Yarn-overs are also used to slip stitches neatly without having to pass the yarn in front or back. Instead, a yarn-over is done adjacent to the slipped stitch, and the two are knit together on the following row. Thus, the yarn is "tucked away" by passing over the slipped stitch, rather than in front or back. This is the basis for brioche knitting.

There are several types of yarn-over, depending on how many times the yarn is wrapped around the knitting needle and on the direction (chirality) with which the yarn is wrapped. Normally, the yarn is wrapped with a right-handed chirality, i.e., counterclockwise when looking at the right-hand needle point-on.
Wrapping the yarn the other way (i.e., left-handedly) will result in a plaited stitch if the stitch is knit on the following row.

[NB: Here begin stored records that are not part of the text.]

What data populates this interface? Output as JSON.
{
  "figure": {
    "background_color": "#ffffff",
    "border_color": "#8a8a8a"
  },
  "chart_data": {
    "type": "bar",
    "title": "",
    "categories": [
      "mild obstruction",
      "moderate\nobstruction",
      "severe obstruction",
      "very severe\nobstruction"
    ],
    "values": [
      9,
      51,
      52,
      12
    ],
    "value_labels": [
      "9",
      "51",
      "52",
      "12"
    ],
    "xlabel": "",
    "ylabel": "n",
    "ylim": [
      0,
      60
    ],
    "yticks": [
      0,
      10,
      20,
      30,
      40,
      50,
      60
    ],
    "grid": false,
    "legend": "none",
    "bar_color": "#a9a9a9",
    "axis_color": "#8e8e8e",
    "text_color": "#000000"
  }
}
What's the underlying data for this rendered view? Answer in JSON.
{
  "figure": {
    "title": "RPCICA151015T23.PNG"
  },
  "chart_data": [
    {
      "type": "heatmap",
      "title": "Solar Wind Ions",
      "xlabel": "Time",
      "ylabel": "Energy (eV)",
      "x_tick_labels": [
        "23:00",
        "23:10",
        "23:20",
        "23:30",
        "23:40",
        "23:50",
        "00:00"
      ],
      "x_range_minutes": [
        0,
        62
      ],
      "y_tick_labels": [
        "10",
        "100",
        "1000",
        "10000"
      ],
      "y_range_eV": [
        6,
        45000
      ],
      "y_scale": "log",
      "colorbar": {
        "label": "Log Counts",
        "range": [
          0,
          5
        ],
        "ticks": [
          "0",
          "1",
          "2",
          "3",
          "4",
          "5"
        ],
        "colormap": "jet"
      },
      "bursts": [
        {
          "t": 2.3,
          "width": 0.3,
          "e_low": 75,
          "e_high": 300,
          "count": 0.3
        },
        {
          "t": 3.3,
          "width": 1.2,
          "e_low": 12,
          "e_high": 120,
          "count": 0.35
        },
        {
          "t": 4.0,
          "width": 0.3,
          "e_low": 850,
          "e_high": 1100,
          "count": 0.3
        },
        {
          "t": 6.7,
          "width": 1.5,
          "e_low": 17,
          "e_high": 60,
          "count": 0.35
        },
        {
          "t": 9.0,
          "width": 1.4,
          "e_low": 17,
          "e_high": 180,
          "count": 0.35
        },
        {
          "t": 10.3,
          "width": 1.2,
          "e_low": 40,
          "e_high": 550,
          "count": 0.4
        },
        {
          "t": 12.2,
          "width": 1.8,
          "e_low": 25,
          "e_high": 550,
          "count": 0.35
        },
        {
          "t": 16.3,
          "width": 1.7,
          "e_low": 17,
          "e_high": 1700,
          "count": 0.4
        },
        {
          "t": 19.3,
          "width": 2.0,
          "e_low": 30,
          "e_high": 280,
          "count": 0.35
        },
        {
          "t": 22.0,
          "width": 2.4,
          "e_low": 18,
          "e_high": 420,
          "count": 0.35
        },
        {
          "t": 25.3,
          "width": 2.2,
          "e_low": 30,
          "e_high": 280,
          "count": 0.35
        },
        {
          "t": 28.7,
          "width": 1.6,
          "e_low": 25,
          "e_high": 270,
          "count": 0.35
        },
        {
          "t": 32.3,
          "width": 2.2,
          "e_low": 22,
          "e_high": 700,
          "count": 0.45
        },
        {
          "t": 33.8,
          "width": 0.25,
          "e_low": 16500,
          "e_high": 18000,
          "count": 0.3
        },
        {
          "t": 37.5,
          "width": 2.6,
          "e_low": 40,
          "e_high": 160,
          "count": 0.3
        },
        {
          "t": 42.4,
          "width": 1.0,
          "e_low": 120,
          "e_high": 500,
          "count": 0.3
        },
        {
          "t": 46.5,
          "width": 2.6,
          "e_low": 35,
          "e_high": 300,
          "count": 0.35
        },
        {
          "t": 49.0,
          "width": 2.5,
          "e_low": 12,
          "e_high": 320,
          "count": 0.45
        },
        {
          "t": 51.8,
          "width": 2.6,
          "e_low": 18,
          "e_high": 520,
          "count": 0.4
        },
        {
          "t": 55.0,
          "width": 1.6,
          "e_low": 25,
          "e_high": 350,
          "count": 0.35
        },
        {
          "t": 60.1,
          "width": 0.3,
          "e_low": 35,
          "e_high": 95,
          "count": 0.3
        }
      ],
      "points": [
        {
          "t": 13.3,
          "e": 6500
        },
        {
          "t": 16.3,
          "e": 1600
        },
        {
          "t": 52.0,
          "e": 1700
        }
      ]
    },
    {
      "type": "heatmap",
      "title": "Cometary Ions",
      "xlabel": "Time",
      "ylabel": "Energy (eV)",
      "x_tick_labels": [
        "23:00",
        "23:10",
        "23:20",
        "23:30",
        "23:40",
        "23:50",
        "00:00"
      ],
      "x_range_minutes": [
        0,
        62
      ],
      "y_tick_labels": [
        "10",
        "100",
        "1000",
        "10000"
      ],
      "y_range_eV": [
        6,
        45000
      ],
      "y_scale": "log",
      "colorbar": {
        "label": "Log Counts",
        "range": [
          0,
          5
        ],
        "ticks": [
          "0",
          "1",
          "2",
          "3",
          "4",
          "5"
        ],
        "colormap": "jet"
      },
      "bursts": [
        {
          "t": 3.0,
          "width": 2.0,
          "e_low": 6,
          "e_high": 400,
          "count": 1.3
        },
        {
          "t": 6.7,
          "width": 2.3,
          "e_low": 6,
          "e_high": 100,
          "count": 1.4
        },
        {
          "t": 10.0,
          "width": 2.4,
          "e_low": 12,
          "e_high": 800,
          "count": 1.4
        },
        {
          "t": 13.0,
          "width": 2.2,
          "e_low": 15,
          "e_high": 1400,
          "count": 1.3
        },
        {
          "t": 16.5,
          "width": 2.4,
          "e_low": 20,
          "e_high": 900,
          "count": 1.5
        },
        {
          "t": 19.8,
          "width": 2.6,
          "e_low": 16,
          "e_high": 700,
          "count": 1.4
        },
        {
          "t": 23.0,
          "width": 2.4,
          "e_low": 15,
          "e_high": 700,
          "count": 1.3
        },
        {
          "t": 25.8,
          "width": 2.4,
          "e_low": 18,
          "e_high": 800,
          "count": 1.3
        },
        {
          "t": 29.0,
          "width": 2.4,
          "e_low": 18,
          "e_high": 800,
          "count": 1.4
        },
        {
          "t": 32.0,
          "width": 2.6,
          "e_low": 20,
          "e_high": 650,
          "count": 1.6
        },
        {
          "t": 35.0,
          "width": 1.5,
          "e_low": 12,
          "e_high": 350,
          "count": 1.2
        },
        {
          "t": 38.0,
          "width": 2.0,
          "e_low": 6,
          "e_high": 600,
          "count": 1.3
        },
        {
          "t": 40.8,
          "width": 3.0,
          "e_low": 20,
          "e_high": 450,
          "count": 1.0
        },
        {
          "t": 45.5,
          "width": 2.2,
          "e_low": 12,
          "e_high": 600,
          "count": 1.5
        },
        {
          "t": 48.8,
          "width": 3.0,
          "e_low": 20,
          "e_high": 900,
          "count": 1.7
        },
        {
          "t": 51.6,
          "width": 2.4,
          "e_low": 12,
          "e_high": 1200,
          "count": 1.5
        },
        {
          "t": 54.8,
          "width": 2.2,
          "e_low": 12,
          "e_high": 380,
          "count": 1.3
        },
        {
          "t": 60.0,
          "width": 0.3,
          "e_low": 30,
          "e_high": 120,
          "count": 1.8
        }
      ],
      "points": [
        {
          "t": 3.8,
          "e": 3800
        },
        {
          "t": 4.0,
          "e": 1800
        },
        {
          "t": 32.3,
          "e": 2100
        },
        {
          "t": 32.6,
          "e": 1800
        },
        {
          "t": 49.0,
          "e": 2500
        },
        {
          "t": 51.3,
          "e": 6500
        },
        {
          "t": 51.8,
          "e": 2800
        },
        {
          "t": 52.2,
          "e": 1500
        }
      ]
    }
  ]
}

Wrapping the yarn multiple times produces a very long loop, which can yield interesting visual effects. For example, a row of such long stitches makes an interesting horizontal stripe. Alternatively, the knitting of the long loop can be deferred until a later row (e.g., 5 rows later); in this case, the loop need not be knit vertically, but can be knit diagonally, e.g., to form the lower leaves of a flower.